Furthermore, in our study, the IL-6 (rs1800795) variant is expected to be differentially expressed in normal lung tissues using a database. Our findings also suggest that levels of the IL-6 gene are significantly lower in both AC and SCC tumor tissues than in para-tumor tissues. Recently, Dutkowska et al. (2021) revealed a downregulation of IL-6 mRNA levels in lung tumor tissues in comparison with non-cancerous tissues, suggesting that epigenetic modifications, such as DNA methylation and histone alteration in the coding gene, could be the underlying causes. Thus, this study may explain our predictions for the IL-6 transcripts and support the idea that its expression level in tumor tissues is different from that in the blood of NSCLC patients.

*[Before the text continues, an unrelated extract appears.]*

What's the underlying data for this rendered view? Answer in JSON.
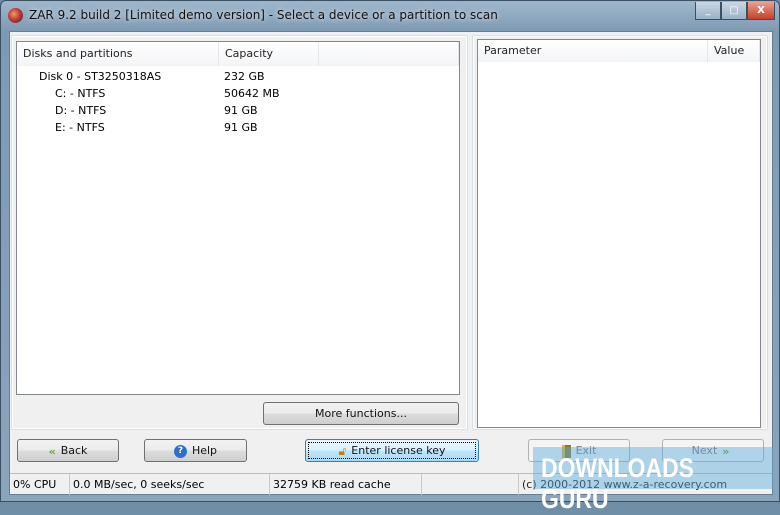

Interestingly, this work predicted that both IL-6 and IL-1β genes are positively correlated in AC and SCC subtypes. These cytokines may be linked to one another in lung cancer through autocrine and/or paracrine mechanisms (Dutkowska et al. 2021). In vitro and in vivo studies illustrated that IL-1β is a key mediator of IL-6 induction via activation of the NF-κB pathway, subsequently activating the IL-6/JAK/STAT3 cascade and promoting tumor growth and aggressiveness (Tengesdal et al. 2021; Habanjar et al. 2023; Zhang and Veeramachaneni 2022). Therefore, the overall findings could suggest the significance of IL-1β rs16944 and IL-6 rs1800795 as independent risk factors for the development of lung cancer. However, some limitations were found within our study, particularly because it’s a single-center study, as well as the lack of information concerning the expression levels of IL-1β and IL-6 cytokines. Thus, we highly encourage ongoing research on the IL-1β and IL-6 SNPs among larger populations with different ethnicities to provide more evidence for our findings. Also, further gene–gene and gene–environment studies are recommended to enhance the potential role of these cytokines in lung cancer occurrence.

Conclusion

In conclusion, this case–control study primarily revealed the connotation between IL-6 and IL-1β gene variants and NSCLC in Egyptian subjects. Our work indicated that IL-6 gene -174C-allele carriers are significantly associated with increasing NSCLC risk, whereas the IL-1β-511(CT) heterozygote genotype showed a protective role for NSCLC incidence. The IL-6-174G > C and IL-1β-511C > T genetic variants could be regarded as diagnostic indicators for NSCLC. However, it is important to design further studies in other ethnic populations with larger sample sizes to support our findings. This study is considered a great insight into a deeper explanation of the mechanism of developing lung cancer, which in turn aids in improving its diagnosis and treatment.